A ratings agency report highlights how some of the larger non-bank lenders and servicers have better capital ratios than big banks — though that’s not necessarily a good comparison. The report recommends that regulators need to shift their focus.
Non-bank mortgage firms tend to have more capital and lower leverage ratios than do their large commercial bank counterparts.
The disparity reflects the variety of sources — including the Federal Reserve discount window, Federal Home Loan Bank System and short-term money markets — that are available to banks but unavailable to non-banks.
The findings were discussed by Kroll Bond Rating Agency in its report, How Much Capital Does a Non-Bank Mortgage Company Need?.
For instance, Ocwen has a tangible-common-equity-to-total-asset ratio of 17.9 percent, while PHH has a 17.62 percent ratio and Nationstar’s ratio is 9.21 percent.
But at Wells Fargo — which is the biggest mortgage originator and servicer in the country — the ratio is just 8.43 percent.
The ratio falls to 7.07 percent at Bank of America and 6.35 percent at JPMorgan. Citigroup’s ratio is 8.60 percent.
However, at 5.76 percent — Walter’s ratios was lower than the banks and non-banks listed.
Looking at the firms from a leverage standpoint, the debt-to-tangible-common-equity ratio is just 1.38 percent at PHH and 2.37 percent Ocwen. Nationstar is higher at 6.28 percent, as is Walter at 6.87 percent.
But at the banks, the leverage ratios jump to 9.21 percent at Citi and rise as high as 12.97 percent at Chase. Wells Fargo and BofA fall in the middle range of the four banks.

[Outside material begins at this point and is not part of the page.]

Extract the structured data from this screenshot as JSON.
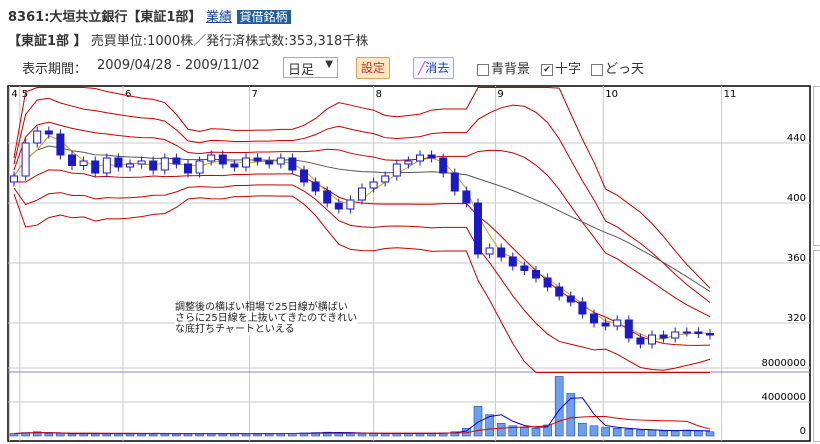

However, Kroll said that the comparison of bank and non-bank ratios is unreasonable.
“Pursuant to the 2010 Dodd Frank law, U.S. regulators are in the process of creating a working resolution regime for large banks so that their potential failure does not lead to a systemic crisis,” the report said. “However, KBRA believes that for the foreseeable future, federal insured depositories and their uninsured depositors will benefit from some degree of extraordinary systemic support. The fact that the FDIC, when acting as a receiver of a bank and/or bank holding company, can pay creditors at its discretion creates the expectation of governmental support.”
The ratings agency recommended that reasonable financial, operational and disclosure requirements for non-banks would benefit investors, consumers and the government sponsored enterprises.

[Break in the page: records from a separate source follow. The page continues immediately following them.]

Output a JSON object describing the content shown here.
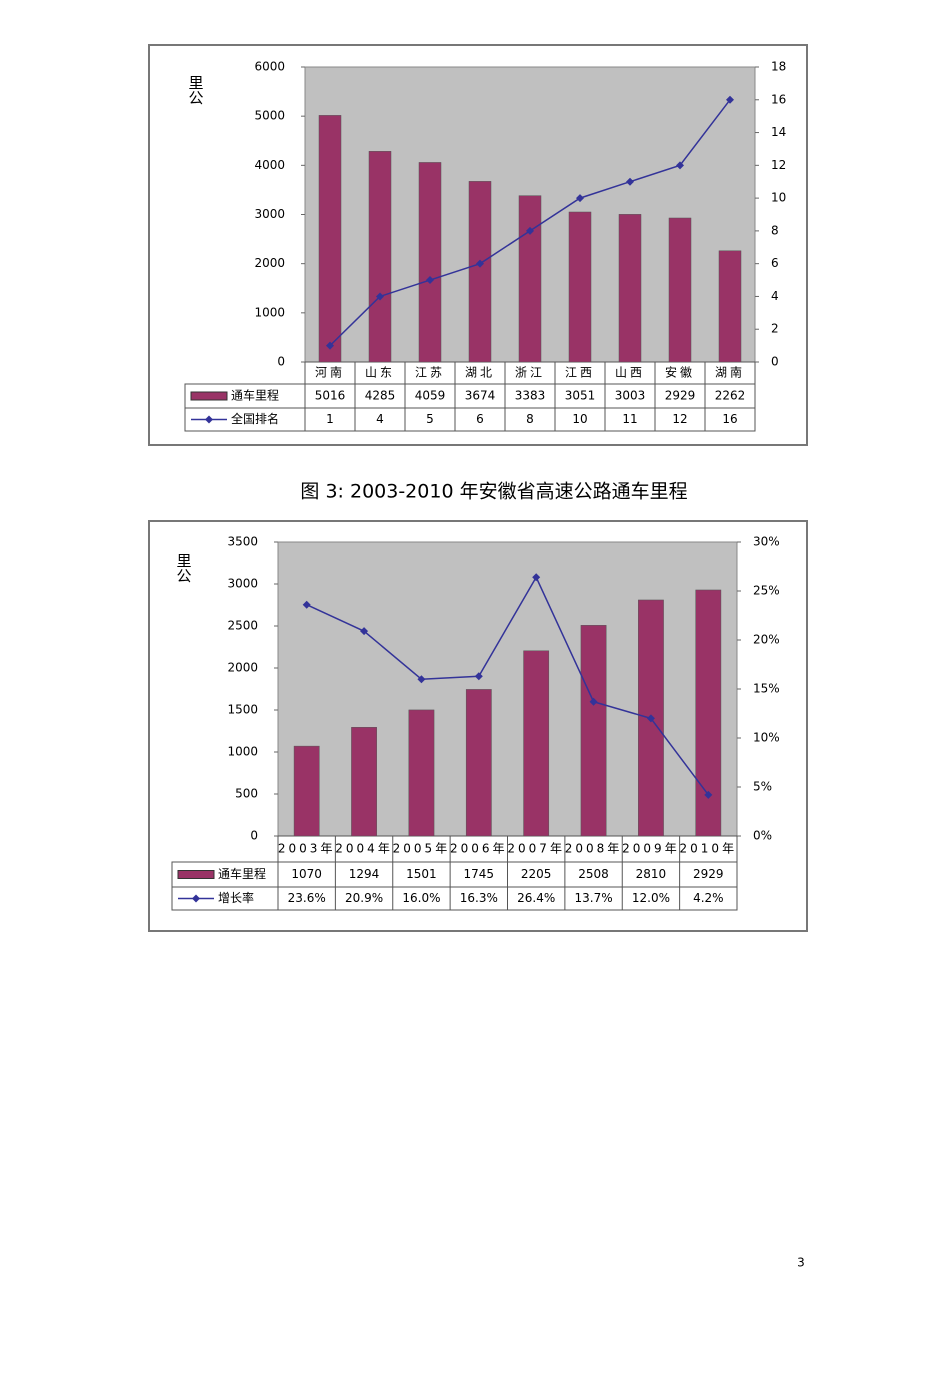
{
  "chart_data": [
    {
      "type": "bar",
      "y_label": "里公",
      "categories": [
        "河南",
        "山东",
        "江苏",
        "湖北",
        "浙江",
        "江西",
        "山西",
        "安徽",
        "湖南"
      ],
      "series": [
        {
          "name": "通车里程",
          "type": "bar",
          "color": "#993366",
          "values": [
            5016,
            4285,
            4059,
            3674,
            3383,
            3051,
            3003,
            2929,
            2262
          ]
        },
        {
          "name": "全国排名",
          "type": "line",
          "axis": "y2",
          "color": "#333399",
          "values": [
            1,
            4,
            5,
            6,
            8,
            10,
            11,
            12,
            16
          ]
        }
      ],
      "ylim": [
        0,
        6000
      ],
      "yticks": [
        0,
        1000,
        2000,
        3000,
        4000,
        5000,
        6000
      ],
      "y2lim": [
        0,
        18
      ],
      "y2ticks": [
        0,
        2,
        4,
        6,
        8,
        10,
        12,
        14,
        16,
        18
      ],
      "grid": false
    },
    {
      "type": "bar",
      "title": "图 3:  2003-2010 年安徽省高速公路通车里程",
      "y_label": "里公",
      "categories": [
        "2003年",
        "2004年",
        "2005年",
        "2006年",
        "2007年",
        "2008年",
        "2009年",
        "2010年"
      ],
      "series": [
        {
          "name": "通车里程",
          "type": "bar",
          "color": "#993366",
          "values": [
            1070,
            1294,
            1501,
            1745,
            2205,
            2508,
            2810,
            2929
          ]
        },
        {
          "name": "增长率",
          "type": "line",
          "axis": "y2",
          "color": "#333399",
          "values": [
            23.6,
            20.9,
            16.0,
            16.3,
            26.4,
            13.7,
            12.0,
            4.2
          ],
          "value_labels": [
            "23.6%",
            "20.9%",
            "16.0%",
            "16.3%",
            "26.4%",
            "13.7%",
            "12.0%",
            "4.2%"
          ]
        }
      ],
      "ylim": [
        0,
        3500
      ],
      "yticks": [
        0,
        500,
        1000,
        1500,
        2000,
        2500,
        3000,
        3500
      ],
      "y2lim": [
        0,
        30
      ],
      "y2ticks": [
        {
          "value": 0,
          "label": "0%"
        },
        {
          "value": 5,
          "label": "5%"
        },
        {
          "value": 10,
          "label": "10%"
        },
        {
          "value": 15,
          "label": "15%"
        },
        {
          "value": 20,
          "label": "20%"
        },
        {
          "value": 25,
          "label": "25%"
        },
        {
          "value": 30,
          "label": "30%"
        }
      ],
      "grid": false
    }
  ],
  "page_number": "3"
}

“Close attention need be paid to areas of risk that require adequate capital and profitability, such as lending and mortgage securitization, as opposed to areas that are more concerned with operational efficiency and compliance, such as loan servicing,” the report said.
But Kroll acknowledged that servicer capital levels are important and highlighted how the only Ginnie Mae issuers to default did so because they ran out of cash.
While servicers of Fannie and Freddie loans can fund liquidity needs through commercial banks, Kroll explained that Ginnie servicers need to find capital internally.